At this point in time, perhaps the biggest void in the current Los Angeles Clippers team is a legitimate big man. 23-year-old Ivica Zubac, who stands 7 feet tall, is currently the team’s starting big man, and while he is not bad, he definitely represents the weakest link in the lineup. Coming off the bench is Sixth Man of the Year candidate Montrezl Harrell, but in spite of his electrifying energy, he’s just 6’7″ and will struggle against more conventional big men in the league.
Filling the gap in the middle has not always been the biggest need for the Clippers. Throughout its history, this team has had its fair share of great big men. There’s not a lot, but we are still pretty confident that the list we are about to present to you contains some names that have made their mark in the league in one way or another. So without further adieu, here is our Top 3 Clippers centers of all time.
3. Chris Kaman
Chris Kaman was part of the Clippers side that struggled during the 2000’s. At one point, the team won 23 and 19 games in back-to-back seasons. Safe to say, they got used to the lottery.
Kaman was one of the few bright spots of that era, serving as the team’s starting center between 2003 when he was selected sixth overall by the Clippers, all they way to 2011, prior to be traded to the New Orleans Hornets. It is worth noting that the 7-foot big man was one of the main pieces of that deal which brought the great Chris Paul to the Clippers, so that in itself is already one of Kaman’s greatest contributions to the franchise.
Aside from being an extremely valuable trading piece, Kaman was actually a pretty good basketball player, even making it to the All-Star squad during the 2009-10 campaign. That year, he averaged 18.5 points (on 49.0 percent shooting), 9.3 rebounds, 1.6 assists, 0.5 steals, and 1.2 blocks per contest.
Kaman was huge part of the 2005-06 Clippers that made it all the way to the second round of the playoffs — the team’s one and only postseason appearance in the span of 14 long years.
2. DeAndre Jordan
DeAndre Jordan, now plying his trade with the Brooklyn Nets, is most well known for being part of the memorable trio that represented the core of the Clippers’ “Lob City” era. Along with future Hall of Fame point guard Chris Paul and fellow high-flyer Blake Griffin, this team wowed the fans with their electrifying display of freakish athleticism and unmatched aerial prowess on a nightly basis. Oh, and they won more than a few games as well, making it to no less than six consecutive playoff appearances, and in the process, officially turning the page on the dark days of the early 2000’s.
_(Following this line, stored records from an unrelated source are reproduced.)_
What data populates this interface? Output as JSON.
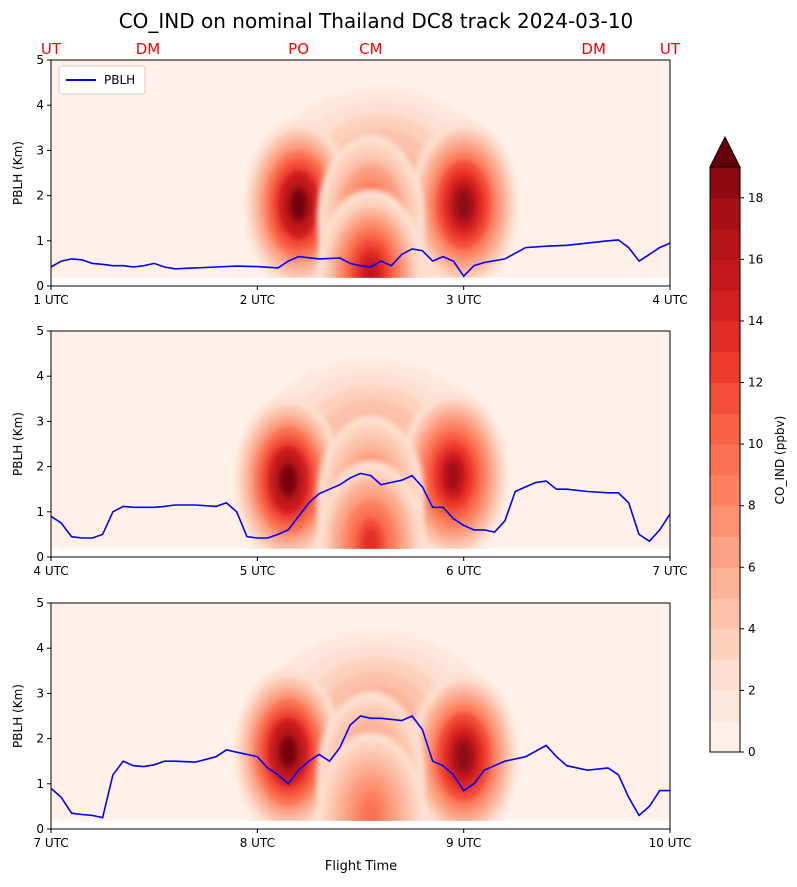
{
  "chart_data": {
    "type": "contour",
    "title": "CO_IND on nominal Thailand DC8 track 2024-03-10",
    "xlabel": "Flight Time",
    "ylabel": "PBLH (Km)",
    "ylim": [
      0,
      5
    ],
    "yticks": [
      "0",
      "1",
      "2",
      "3",
      "4",
      "5"
    ],
    "legend": {
      "label": "PBLH",
      "placement": "top-left",
      "color": "#0000ff"
    },
    "location_labels": [
      {
        "text": "UT",
        "x": 1.0
      },
      {
        "text": "DM",
        "x": 1.47
      },
      {
        "text": "PO",
        "x": 2.2
      },
      {
        "text": "CM",
        "x": 2.55
      },
      {
        "text": "DM",
        "x": 3.63
      },
      {
        "text": "UT",
        "x": 4.0
      }
    ],
    "location_label_color": "#ff0000",
    "colorbar": {
      "label": "CO_IND (ppbv)",
      "range": [
        0,
        19
      ],
      "ticks": [
        "0",
        "2",
        "4",
        "6",
        "8",
        "10",
        "12",
        "14",
        "16",
        "18"
      ],
      "extend": "max",
      "colormap": "Reds"
    },
    "panels": [
      {
        "xlim": [
          1,
          4
        ],
        "xticks": [
          "1 UTC",
          "2 UTC",
          "3 UTC",
          "4 UTC"
        ],
        "pblh": [
          [
            1.0,
            0.42
          ],
          [
            1.05,
            0.55
          ],
          [
            1.1,
            0.6
          ],
          [
            1.15,
            0.58
          ],
          [
            1.2,
            0.5
          ],
          [
            1.25,
            0.48
          ],
          [
            1.3,
            0.45
          ],
          [
            1.35,
            0.45
          ],
          [
            1.4,
            0.42
          ],
          [
            1.45,
            0.45
          ],
          [
            1.5,
            0.5
          ],
          [
            1.55,
            0.42
          ],
          [
            1.6,
            0.38
          ],
          [
            1.7,
            0.4
          ],
          [
            1.8,
            0.42
          ],
          [
            1.9,
            0.44
          ],
          [
            2.0,
            0.43
          ],
          [
            2.1,
            0.4
          ],
          [
            2.15,
            0.55
          ],
          [
            2.2,
            0.65
          ],
          [
            2.3,
            0.6
          ],
          [
            2.4,
            0.62
          ],
          [
            2.45,
            0.5
          ],
          [
            2.5,
            0.45
          ],
          [
            2.55,
            0.42
          ],
          [
            2.6,
            0.55
          ],
          [
            2.65,
            0.45
          ],
          [
            2.7,
            0.7
          ],
          [
            2.75,
            0.82
          ],
          [
            2.8,
            0.78
          ],
          [
            2.85,
            0.55
          ],
          [
            2.9,
            0.65
          ],
          [
            2.95,
            0.55
          ],
          [
            3.0,
            0.22
          ],
          [
            3.05,
            0.45
          ],
          [
            3.1,
            0.52
          ],
          [
            3.2,
            0.6
          ],
          [
            3.3,
            0.85
          ],
          [
            3.4,
            0.88
          ],
          [
            3.5,
            0.9
          ],
          [
            3.6,
            0.95
          ],
          [
            3.7,
            1.0
          ],
          [
            3.75,
            1.02
          ],
          [
            3.8,
            0.85
          ],
          [
            3.85,
            0.55
          ],
          [
            3.9,
            0.7
          ],
          [
            3.95,
            0.85
          ],
          [
            4.0,
            0.95
          ]
        ],
        "plumes": [
          {
            "x": 2.2,
            "y": 1.8,
            "peak": 19
          },
          {
            "x": 3.0,
            "y": 1.8,
            "peak": 18
          },
          {
            "x": 2.55,
            "y": 1.5,
            "peak": 12
          },
          {
            "x": 2.55,
            "y": 0.3,
            "peak": 15
          }
        ]
      },
      {
        "xlim": [
          4,
          7
        ],
        "xticks": [
          "4 UTC",
          "5 UTC",
          "6 UTC",
          "7 UTC"
        ],
        "pblh": [
          [
            4.0,
            0.9
          ],
          [
            4.05,
            0.75
          ],
          [
            4.1,
            0.45
          ],
          [
            4.15,
            0.42
          ],
          [
            4.2,
            0.42
          ],
          [
            4.25,
            0.5
          ],
          [
            4.3,
            1.0
          ],
          [
            4.35,
            1.12
          ],
          [
            4.4,
            1.1
          ],
          [
            4.45,
            1.1
          ],
          [
            4.5,
            1.1
          ],
          [
            4.55,
            1.12
          ],
          [
            4.6,
            1.15
          ],
          [
            4.7,
            1.15
          ],
          [
            4.8,
            1.12
          ],
          [
            4.85,
            1.2
          ],
          [
            4.9,
            1.0
          ],
          [
            4.95,
            0.45
          ],
          [
            5.0,
            0.42
          ],
          [
            5.05,
            0.42
          ],
          [
            5.1,
            0.5
          ],
          [
            5.15,
            0.6
          ],
          [
            5.2,
            0.9
          ],
          [
            5.25,
            1.2
          ],
          [
            5.3,
            1.4
          ],
          [
            5.35,
            1.5
          ],
          [
            5.4,
            1.6
          ],
          [
            5.45,
            1.75
          ],
          [
            5.5,
            1.85
          ],
          [
            5.55,
            1.8
          ],
          [
            5.6,
            1.6
          ],
          [
            5.65,
            1.65
          ],
          [
            5.7,
            1.7
          ],
          [
            5.75,
            1.8
          ],
          [
            5.8,
            1.55
          ],
          [
            5.85,
            1.1
          ],
          [
            5.9,
            1.1
          ],
          [
            5.95,
            0.85
          ],
          [
            6.0,
            0.7
          ],
          [
            6.05,
            0.6
          ],
          [
            6.1,
            0.6
          ],
          [
            6.15,
            0.55
          ],
          [
            6.2,
            0.8
          ],
          [
            6.25,
            1.45
          ],
          [
            6.3,
            1.55
          ],
          [
            6.35,
            1.65
          ],
          [
            6.4,
            1.68
          ],
          [
            6.45,
            1.5
          ],
          [
            6.5,
            1.5
          ],
          [
            6.6,
            1.45
          ],
          [
            6.7,
            1.42
          ],
          [
            6.75,
            1.42
          ],
          [
            6.8,
            1.2
          ],
          [
            6.85,
            0.5
          ],
          [
            6.9,
            0.35
          ],
          [
            6.95,
            0.6
          ],
          [
            7.0,
            0.95
          ]
        ],
        "plumes": [
          {
            "x": 5.15,
            "y": 1.7,
            "peak": 19
          },
          {
            "x": 5.95,
            "y": 1.8,
            "peak": 17
          },
          {
            "x": 5.55,
            "y": 1.3,
            "peak": 11
          },
          {
            "x": 5.55,
            "y": 0.3,
            "peak": 13
          }
        ]
      },
      {
        "xlim": [
          7,
          10
        ],
        "xticks": [
          "7 UTC",
          "8 UTC",
          "9 UTC",
          "10 UTC"
        ],
        "pblh": [
          [
            7.0,
            0.9
          ],
          [
            7.05,
            0.7
          ],
          [
            7.1,
            0.35
          ],
          [
            7.15,
            0.32
          ],
          [
            7.2,
            0.3
          ],
          [
            7.25,
            0.25
          ],
          [
            7.3,
            1.2
          ],
          [
            7.35,
            1.5
          ],
          [
            7.4,
            1.4
          ],
          [
            7.45,
            1.38
          ],
          [
            7.5,
            1.42
          ],
          [
            7.55,
            1.5
          ],
          [
            7.6,
            1.5
          ],
          [
            7.7,
            1.48
          ],
          [
            7.8,
            1.6
          ],
          [
            7.85,
            1.75
          ],
          [
            7.9,
            1.7
          ],
          [
            8.0,
            1.6
          ],
          [
            8.05,
            1.35
          ],
          [
            8.1,
            1.2
          ],
          [
            8.15,
            1.0
          ],
          [
            8.2,
            1.3
          ],
          [
            8.25,
            1.5
          ],
          [
            8.3,
            1.65
          ],
          [
            8.35,
            1.5
          ],
          [
            8.4,
            1.8
          ],
          [
            8.45,
            2.3
          ],
          [
            8.5,
            2.5
          ],
          [
            8.55,
            2.45
          ],
          [
            8.6,
            2.45
          ],
          [
            8.7,
            2.4
          ],
          [
            8.75,
            2.5
          ],
          [
            8.8,
            2.2
          ],
          [
            8.85,
            1.5
          ],
          [
            8.9,
            1.4
          ],
          [
            8.95,
            1.2
          ],
          [
            9.0,
            0.85
          ],
          [
            9.05,
            1.0
          ],
          [
            9.1,
            1.3
          ],
          [
            9.2,
            1.5
          ],
          [
            9.3,
            1.6
          ],
          [
            9.4,
            1.85
          ],
          [
            9.45,
            1.6
          ],
          [
            9.5,
            1.4
          ],
          [
            9.6,
            1.3
          ],
          [
            9.7,
            1.35
          ],
          [
            9.75,
            1.2
          ],
          [
            9.8,
            0.7
          ],
          [
            9.85,
            0.3
          ],
          [
            9.9,
            0.5
          ],
          [
            9.95,
            0.85
          ],
          [
            10.0,
            0.85
          ]
        ],
        "plumes": [
          {
            "x": 8.15,
            "y": 1.7,
            "peak": 19
          },
          {
            "x": 9.0,
            "y": 1.6,
            "peak": 18
          },
          {
            "x": 8.55,
            "y": 1.2,
            "peak": 10
          },
          {
            "x": 8.55,
            "y": 0.3,
            "peak": 9
          }
        ]
      }
    ]
  }
}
In his prime, Jordan was literally the best rebounder in the entire NBA, leading the league in total rebounds for two consecutive seasons. He was named an All-Star once during the 2016-17 season, and also boasts of three All-NBA team as well as two All-Defensive team selections.
We can’t have Jordan here and not talk about that infamous free agency summer that caused quite a ruckus in the entire league. The former second Texas A&M standout entered free agency during the 2015 offseason, and multiple reports confirmed that he had already agreed a deal in principle to sign with the Dallas Mavericks. As it turns out, his teammates were not having this, and they literally locked down Jordan in his own home until he decided to make a last-minute u-turn to re-sign with the Clippers. You can only imagine what Mavs owner Mark Cuban thought/said/did once he learned about what was deemed as the betrayal of the summer.
1. Bob McAdoo
6-foot-9 big man Bob McAdoo holds the esteemed honor of being the only MVP in Clippers history. He was selected by the team — then the Buffalo Braves — second overall in 1972, and made such an impact in his debut campaign that he was awarded the Rookie of the Year trophy. By the time he hit his second season, McAdoo was a bona fide star.
The UNC product went on to average above 30 points per game in three consecutive campaigns, en route to back-to-back-to-back scoring titles. In four and a half seasons with the Braves, McAdoo averaged 28.2 points (on 50.0 percent shooting), 12.7 rebounds, 2.6 assists, 1.1 steals, and 2.4 blocks per game. He made three straight All-Star appearances while with the team, and was deemed the league MVP during the 1974-75 season.
The Clippers parted ways with McAdoo in 1976, trading him to the New York Knicks in what was one of the biggest trade deals of that era. Towards the tail end of his career, McAdoo would end up with the Los Angeles Lakers, and was part of the Showtime Lakers that won the title in 1982 and 1985.